Is SB 1070 a signal to Washington to take action on the border?
SB 1070 is a cry for help. Washington does not realize how bad the situation is on the border. They think that since they have spent all this money, that’s all they need to do. They need to come out to Arizona and see for themselves. You don’t need comprehensive immigration reform to secure the border, but you do need to secure the border to get immigration reform. That’s just the political reality.
What’s the next step?
What we need is a temporary-worker program, once the border is secure, as a good adjunct to the other efforts to control the border. In Washington, the conversation about immigration is never very constructive. Since 2007, we’ve known that we must make a lot more progress on border security before we can move ahead on immigration reform. The people have a point. They are saying, “We will believe that you mean it when you have done it.” We are getting closer, and that’s welcome, but there’s much more to be done.

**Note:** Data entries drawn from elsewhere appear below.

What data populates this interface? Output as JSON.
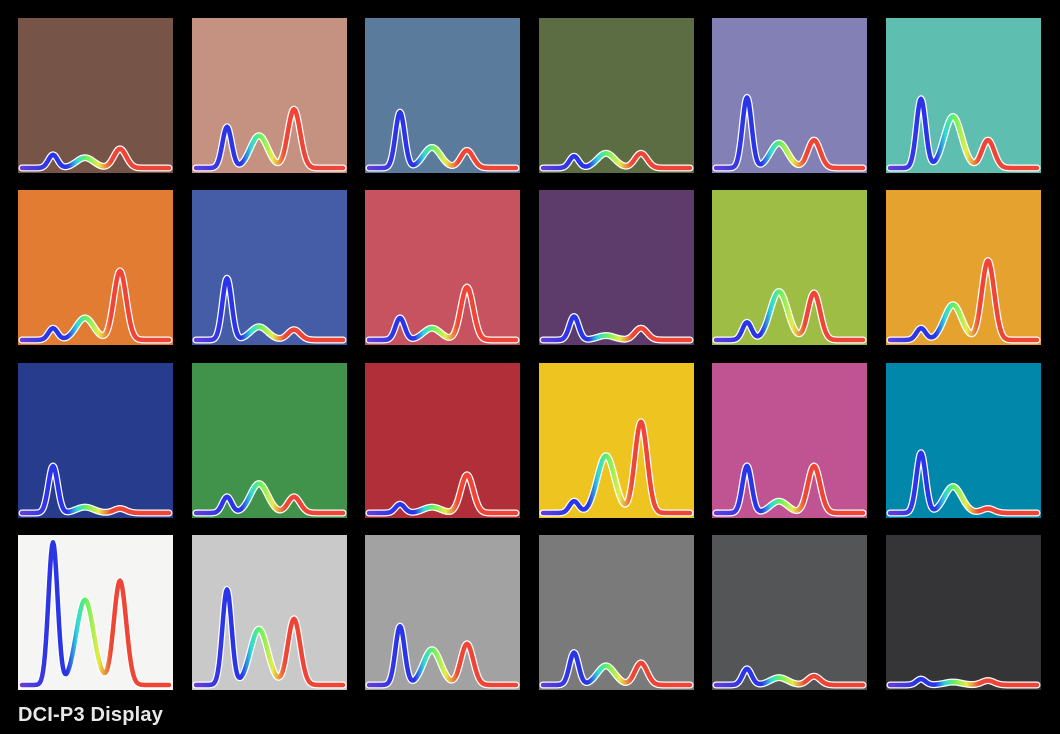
{
  "caption": "DCI-P3 Display",
  "spectrum_colors": {
    "blue": "#2b35e8",
    "cyan": "#2fd8d8",
    "green": "#66f25a",
    "yellow": "#e6ec4a",
    "red": "#ee4536",
    "outline": "#ffffff"
  },
  "swatches": [
    {
      "color": "#765447",
      "peaks": {
        "blue": 0.09,
        "green": 0.07,
        "red": 0.13
      }
    },
    {
      "color": "#c59281",
      "peaks": {
        "blue": 0.28,
        "green": 0.22,
        "red": 0.4
      }
    },
    {
      "color": "#5a7b9b",
      "peaks": {
        "blue": 0.38,
        "green": 0.14,
        "red": 0.12
      }
    },
    {
      "color": "#5c6d43",
      "peaks": {
        "blue": 0.08,
        "green": 0.1,
        "red": 0.1
      }
    },
    {
      "color": "#8280b4",
      "peaks": {
        "blue": 0.48,
        "green": 0.17,
        "red": 0.19
      }
    },
    {
      "color": "#5ebfb0",
      "peaks": {
        "blue": 0.47,
        "green": 0.35,
        "red": 0.19
      }
    },
    {
      "color": "#e27c33",
      "peaks": {
        "blue": 0.08,
        "green": 0.15,
        "red": 0.47
      }
    },
    {
      "color": "#455ca7",
      "peaks": {
        "blue": 0.42,
        "green": 0.09,
        "red": 0.07
      }
    },
    {
      "color": "#c75361",
      "peaks": {
        "blue": 0.15,
        "green": 0.08,
        "red": 0.36
      }
    },
    {
      "color": "#5d3b6a",
      "peaks": {
        "blue": 0.16,
        "green": 0.03,
        "red": 0.08
      }
    },
    {
      "color": "#9ebd45",
      "peaks": {
        "blue": 0.12,
        "green": 0.33,
        "red": 0.32
      }
    },
    {
      "color": "#e6a22f",
      "peaks": {
        "blue": 0.08,
        "green": 0.24,
        "red": 0.54
      }
    },
    {
      "color": "#283c8e",
      "peaks": {
        "blue": 0.32,
        "green": 0.04,
        "red": 0.03
      }
    },
    {
      "color": "#41924b",
      "peaks": {
        "blue": 0.11,
        "green": 0.2,
        "red": 0.11
      }
    },
    {
      "color": "#b12f39",
      "peaks": {
        "blue": 0.06,
        "green": 0.04,
        "red": 0.26
      }
    },
    {
      "color": "#eec520",
      "peaks": {
        "blue": 0.08,
        "green": 0.39,
        "red": 0.62
      }
    },
    {
      "color": "#c05493",
      "peaks": {
        "blue": 0.32,
        "green": 0.08,
        "red": 0.32
      }
    },
    {
      "color": "#0187aa",
      "peaks": {
        "blue": 0.41,
        "green": 0.18,
        "red": 0.03
      }
    },
    {
      "color": "#f5f5f3",
      "peaks": {
        "blue": 0.97,
        "green": 0.58,
        "red": 0.71
      }
    },
    {
      "color": "#c8c9c8",
      "peaks": {
        "blue": 0.65,
        "green": 0.38,
        "red": 0.45
      }
    },
    {
      "color": "#a1a2a1",
      "peaks": {
        "blue": 0.4,
        "green": 0.24,
        "red": 0.28
      }
    },
    {
      "color": "#7a7a7a",
      "peaks": {
        "blue": 0.22,
        "green": 0.13,
        "red": 0.15
      }
    },
    {
      "color": "#545556",
      "peaks": {
        "blue": 0.11,
        "green": 0.05,
        "red": 0.06
      }
    },
    {
      "color": "#353537",
      "peaks": {
        "blue": 0.04,
        "green": 0.02,
        "red": 0.03
      }
    }
  ]
}
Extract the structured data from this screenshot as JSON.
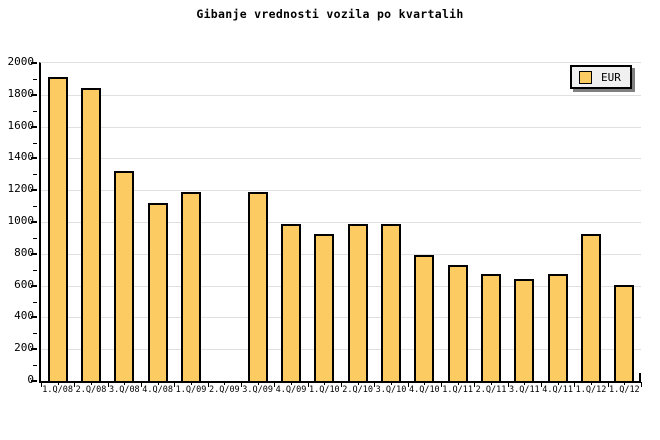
{
  "title": "Gibanje vrednosti vozila po kvartalih",
  "legend": {
    "label": "EUR",
    "swatch_color": "#fccb62"
  },
  "colors": {
    "bar_fill": "#fccb62",
    "bar_border": "#000000",
    "gridline": "#e0e0e0",
    "axis": "#000000",
    "legend_bg": "#f0f0f0",
    "legend_shadow": "#808080",
    "background": "#ffffff"
  },
  "chart_data": {
    "type": "bar",
    "title": "Gibanje vrednosti vozila po kvartalih",
    "categories": [
      "1.Q/08",
      "2.Q/08",
      "3.Q/08",
      "4.Q/08",
      "1.Q/09",
      "2.Q/09",
      "3.Q/09",
      "4.Q/09",
      "1.Q/10",
      "2.Q/10",
      "3.Q/10",
      "4.Q/10",
      "1.Q/11",
      "2.Q/11",
      "3.Q/11",
      "4.Q/11",
      "1.Q/12",
      "1.Q/12"
    ],
    "values": [
      1915,
      1845,
      1320,
      1120,
      1190,
      0,
      1190,
      990,
      925,
      990,
      990,
      795,
      730,
      670,
      640,
      670,
      925,
      605
    ],
    "series_name": "EUR",
    "xlabel": "",
    "ylabel": "",
    "ylim": [
      0,
      2000
    ],
    "ytick_step": 200,
    "ytick_minor_step": 100,
    "grid": "horizontal",
    "legend_position": "top-right",
    "note": "no bar drawn for 2.Q/09 (value 0)"
  }
}
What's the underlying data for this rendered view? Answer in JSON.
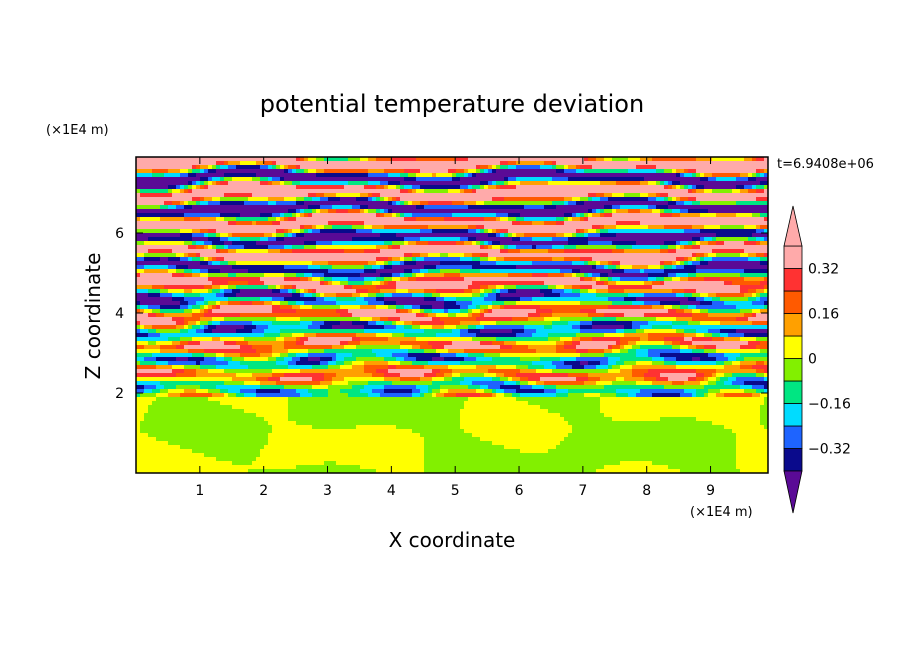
{
  "chart_data": {
    "type": "heatmap",
    "title": "potential temperature deviation",
    "xlabel": "X coordinate",
    "ylabel": "Z coordinate",
    "x_unit": "(×1E4 m)",
    "y_unit": "(×1E4 m)",
    "time_label": "t=6.9408e+06",
    "xlim": [
      0,
      9.9
    ],
    "ylim": [
      0,
      7.9
    ],
    "x_ticks": [
      1,
      2,
      3,
      4,
      5,
      6,
      7,
      8,
      9
    ],
    "y_ticks": [
      2,
      4,
      6
    ],
    "colorbar": {
      "levels": [
        -0.4,
        -0.32,
        -0.24,
        -0.16,
        -0.08,
        0,
        0.08,
        0.16,
        0.24,
        0.32,
        0.4
      ],
      "labels": [
        "0.32",
        "0.16",
        "0",
        "−0.16",
        "−0.32"
      ],
      "label_values": [
        0.32,
        0.16,
        0,
        -0.16,
        -0.32
      ],
      "colors": [
        "#5a0a96",
        "#0a0a8c",
        "#1e64ff",
        "#00dcff",
        "#00e682",
        "#82f000",
        "#ffff00",
        "#ffa000",
        "#ff5a00",
        "#ff3232",
        "#ffaaaa"
      ],
      "extend": "both"
    }
  }
}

Why has SB 1070 caused such a storm?
Overall, I think the political impact of SB 1070 has been beneficial toward moving us forward on solutions. But to the detriment of our state of Arizona, it has made an impression that we are a bigoted state that intends to do ill toward Mexican immigrants. That’s not the case. For political reasons some people mischaracterize our actions.
Could SB 1070 lead to racial profiling as its critics charge?
The bill explicitly tells the police, “no racial profiling.” Police do what they are told. There’s very little evidence that we’ll see that based on training and the fact that the police can get into trouble if they racially profile. In the past, when police stopped people, if there was evidence someone was not in the country legally, it was handled appropriately. There is no incentive for police to do racial profiling now.
Is immigration the hardest policy problem in your 18 years in the Senate?
It’s one of the hardest. If it weren’t so emotional, so political, the solving of the political problem wouldn’t be that hard. When we went to the UA in Tucson, it was natural to have immigrants everywhere — shopping, in restaurants, and as our fraternity brothers. It was part of the Tucson environment. For 400 years, people here didn’t think twice about relations between Mexicans and non- Mexicans. Arizonans are good people. We can handle this, if the federal government does its part.
- 1920s A flood of immigrants, and a U.S. reaction against them. The Quota Act of 1924 sets limits by national origin.
- 1930s The “Mexican Repatriation” sends off Mexicans and Mexican Americans.
- 1940s The Bracero Program in 1942 lets employers bring workers from Mexico to fill labor contracts and return home.
- 1960s The end of the Bracero Program in 1964 leads to large-scale illegal immigration.
- 1980s The Immigration Reform and Control Act in 1986 gives permanent residence visas to about 2 million immigrants from Mexico.
- 2000-07 President George W. Bush seeks a bipartisan immigration-reform bill. The effort dies over allowing any new legal status for illegal workers.
- 2006 The McCain-Kennedy immigration bill passes the Senate. It fails in the House.
- 2007 President Bush and Arizona Senator Jon Kyl work up a bill with a path to citizenship for some migrants. It fails over amnesty.
- 2008 States begin taking steps to curb illegal immigration.
- 2010 In April, Arizona passes SB 1070. A week later, an amendment bans racial profiling. On July 28, a judge blocks enforcement of the bill’s most volatile provisions. On July 29, the bill becomes law.